Support Vector Machine Algorithm (SVM) – Understanding Kernel Trick
For a better understanding, the blog has been split into two parts, the former gives conceptual clarity of Support Vector Machine (SVM) & Kernel Trick and the latter gives a mathematical explanation to the same. The blog also entails a complete modelling of the Support Vector Machine Algorithm using Python which will give us more confidence to embrace the algorithm and the concept.
Understanding SVM and SVM Kernel Trick
Before we decipher SVM Kernel Trick, let us first go over few basic concepts:
1. Support Vector Machine (SVM) and Support Vectors
2. Linearity, Non-Linearity, Dimensions and Planes
3. Kernel and Kernel methods
A Support Vector Machine (SVM) is a supervised machine learning algorithm which can be used for both classification and regression problems. Widely it is used for classification problem. SVM constructs a line or a hyperplane in a high or infinite dimensional space which is used for classification, regression or other tasks like outlier detection. SVM makes sure that the data is separated with the widest Margin.
SVMs maximize the margin around the separating hyperplane.

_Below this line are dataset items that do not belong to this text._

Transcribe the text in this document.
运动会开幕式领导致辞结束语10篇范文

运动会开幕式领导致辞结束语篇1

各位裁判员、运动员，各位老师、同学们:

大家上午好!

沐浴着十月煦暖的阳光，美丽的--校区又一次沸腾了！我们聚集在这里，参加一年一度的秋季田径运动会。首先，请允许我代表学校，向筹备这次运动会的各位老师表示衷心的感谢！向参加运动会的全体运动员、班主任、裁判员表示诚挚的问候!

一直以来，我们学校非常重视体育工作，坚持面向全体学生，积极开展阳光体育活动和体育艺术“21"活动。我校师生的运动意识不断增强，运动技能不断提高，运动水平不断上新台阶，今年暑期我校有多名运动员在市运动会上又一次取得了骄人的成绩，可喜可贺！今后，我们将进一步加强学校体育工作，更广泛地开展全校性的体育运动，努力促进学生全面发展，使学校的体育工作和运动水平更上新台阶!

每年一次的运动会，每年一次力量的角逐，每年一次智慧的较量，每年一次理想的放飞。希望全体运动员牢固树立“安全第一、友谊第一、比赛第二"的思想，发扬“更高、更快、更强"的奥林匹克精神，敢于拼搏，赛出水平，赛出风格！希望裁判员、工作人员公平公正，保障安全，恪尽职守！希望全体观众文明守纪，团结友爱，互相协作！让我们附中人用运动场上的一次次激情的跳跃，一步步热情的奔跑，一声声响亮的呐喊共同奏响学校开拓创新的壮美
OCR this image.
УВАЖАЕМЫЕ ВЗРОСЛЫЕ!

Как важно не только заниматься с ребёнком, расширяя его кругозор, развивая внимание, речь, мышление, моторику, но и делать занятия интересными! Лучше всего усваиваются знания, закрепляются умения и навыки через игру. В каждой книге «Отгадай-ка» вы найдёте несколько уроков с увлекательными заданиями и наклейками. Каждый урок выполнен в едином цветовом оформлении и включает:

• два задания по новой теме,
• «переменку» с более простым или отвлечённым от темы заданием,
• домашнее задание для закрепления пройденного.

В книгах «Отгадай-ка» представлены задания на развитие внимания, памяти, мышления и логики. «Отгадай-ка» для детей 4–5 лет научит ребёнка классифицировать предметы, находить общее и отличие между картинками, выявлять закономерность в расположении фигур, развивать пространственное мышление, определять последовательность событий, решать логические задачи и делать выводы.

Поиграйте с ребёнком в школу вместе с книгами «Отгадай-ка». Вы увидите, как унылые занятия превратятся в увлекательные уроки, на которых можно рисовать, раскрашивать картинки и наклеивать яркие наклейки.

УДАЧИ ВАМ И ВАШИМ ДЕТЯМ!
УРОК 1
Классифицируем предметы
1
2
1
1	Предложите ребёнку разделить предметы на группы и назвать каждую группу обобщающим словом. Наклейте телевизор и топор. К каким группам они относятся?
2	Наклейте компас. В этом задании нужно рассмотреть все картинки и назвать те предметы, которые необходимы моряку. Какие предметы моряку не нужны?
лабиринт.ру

Support Vectors: Support vectors are the data points that lie farthest to the decision surface (or hyperplane). They are the data points which are most difficult to classify. They have a direct impact on the optimum location of the decision surface.
Linearity and Non-Linearity: On a Plane, a linear function is a function where the graph is a straight line. The line can go in any direction, but it’s always a straight line. However, a non-linear function has a shape that is not a straight line.
Dimensions: In simple terms, a dimension of something is a particular aspect of it. Examples: width, depth and height are dimensions. A line on a plane is one dimension, considering the edges a square has two dimensions and a cube has three dimensions.
Planes and Hyperplane: In one dimension, a hyperplane is called a point. In two dimensions, it is a line. In three dimensions, it is a plane and in more dimensions we call it a hyperplane.
Kernel: A kernel is a method of placing a two dimensional plane into a higher dimensional space, so that it is curved in the higher dimensional space. (In simple terms, a kernel is a function from the low dimensional space into a higher dimensional space.)
After understanding the above it is now easier to relate and understand the Kernel Trick. We now know that SVM works better with two dimensional space which are linearly separable.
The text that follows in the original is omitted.